Highway construction has been on a downward spiral over the years. Total highway construction in H1 of FY24 is down 6.7% compared with 3,824 km in H1 of FY22 and 9.69% less than 3,950 km in H1 of FY21, according to data from the ministry of road transport and highways.
After a record performance in FY21, when 13,327 km were constructed despite the pandemic, annual construction was flat at 10,457 km in FY22 and 10,331 km in FY23.
So, what's ailing highway construction? Until last year, it was high input costs in the wake of commodity price spiral of FY22, which got worsened by the Russia-Ukraine war. Officials say construction has been impacted due to high inflation this year too but they expect a pick-up in the latter half of the year.

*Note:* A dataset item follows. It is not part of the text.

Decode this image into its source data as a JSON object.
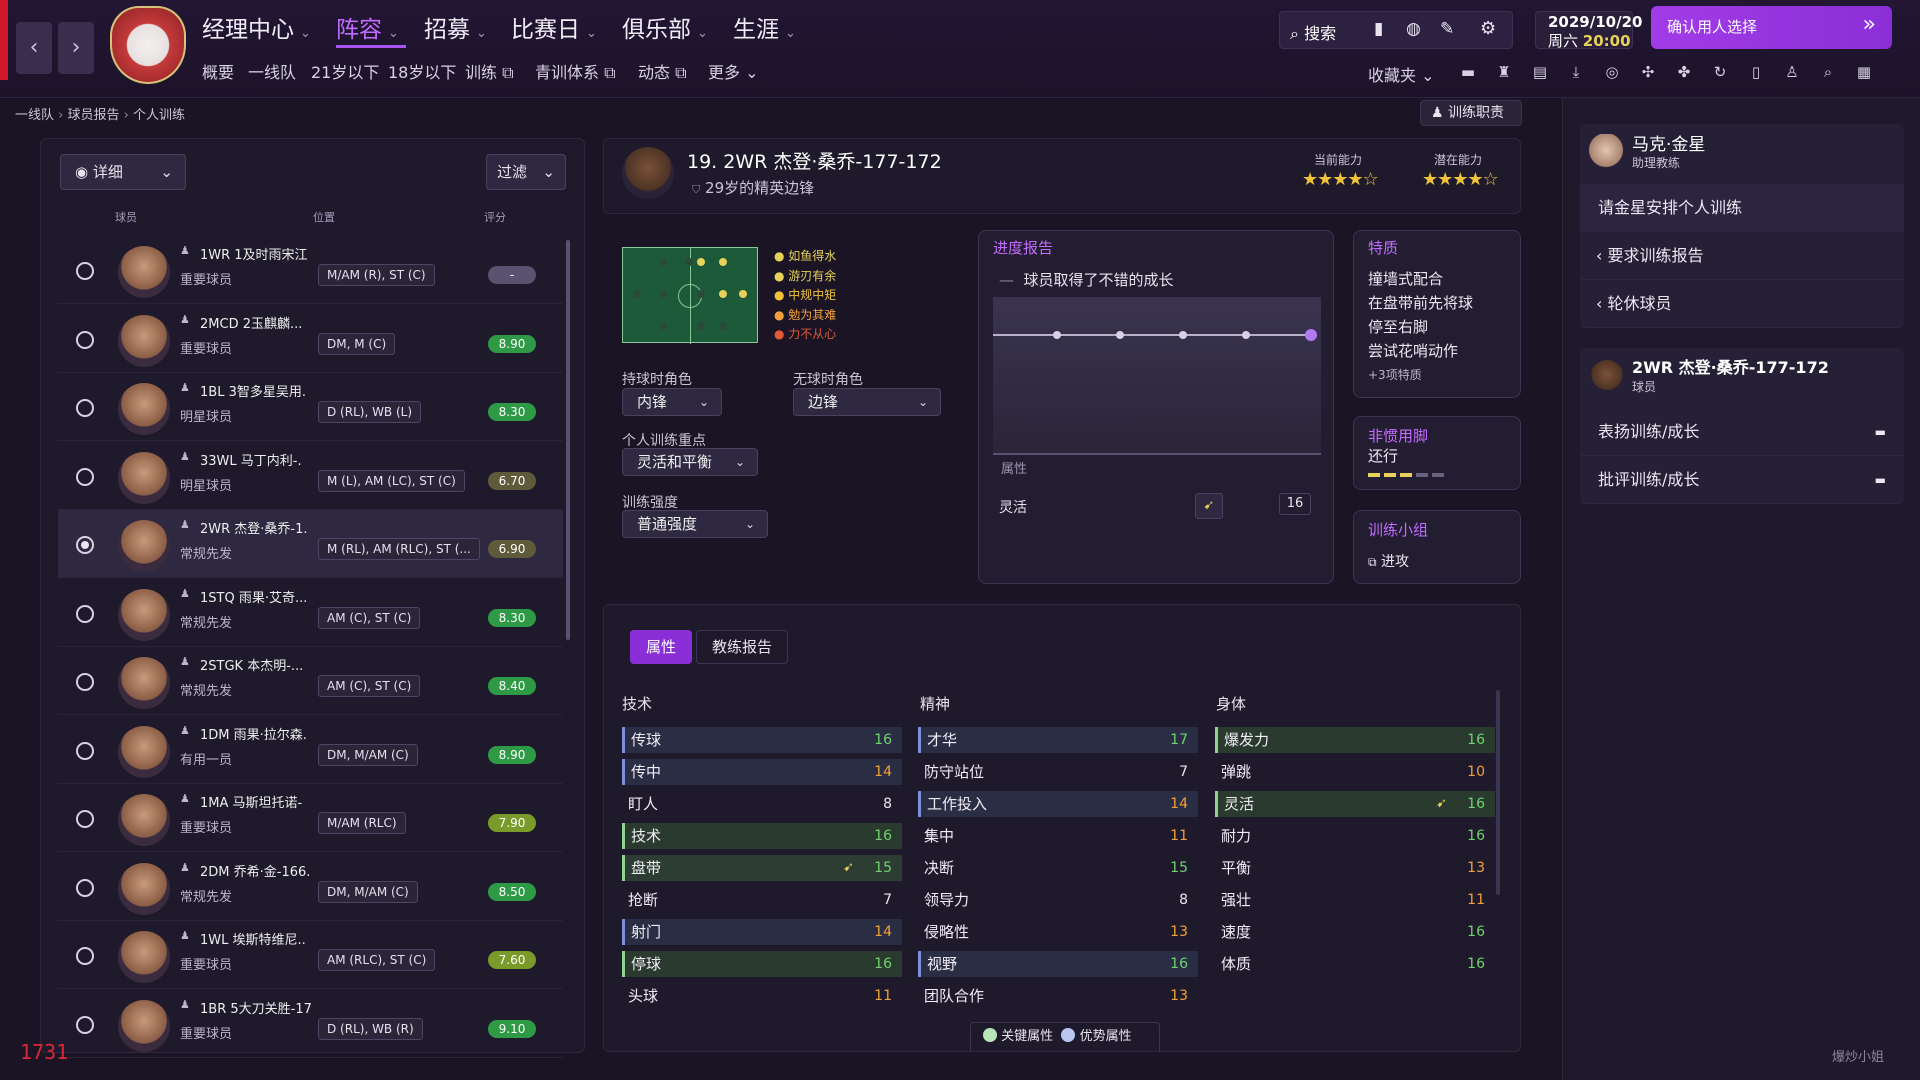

"Above average rainfall during last monsoon is adversely impacting construction progress. Accordingly, there has been a marginal shortfall in construction of national highways as compared to the same period of FY22," says the ministry's annual report for 2022-23. "The ministry is closely monitoring progress and working with project implementing agencies, state governments, contractors/developers to resolve issues/bottlenecks in projects and speed up construction of national highways. Periodic review meetings are being held at various levels, and several steps have been taken to improve liquidity of funds available with contractors/developers, to expedite progress," it adds.
The award of projects has also nosedived. Contracts for highways spanning 2,286 km were awarded during the period, almost 44% less than 4,092 km in H1 of previous financial year. In the first half of FY21, 5,052 km were awarded. The annual report, meanwhile, points out that overall road projects exceeding 65,000 km, costing more than ₹11 lakh crore, are in progress, of which work on more than 39,000 km has been completed and balance 26,000 km are in progress. "National highways of 5,774 km length have been constructed during first nine months of FY2022-23. The ministry has placed a target of 14,300 km for award, which is the highest ever, and 12,200 km for construction for FY23," says the annual report.
Despite the blip in the numbers, the highway ministry, one of the key government departments contributing significantly to the economy, should not lose sight of the pace of project implementation and award for seamless construction of highways and expressways in the future.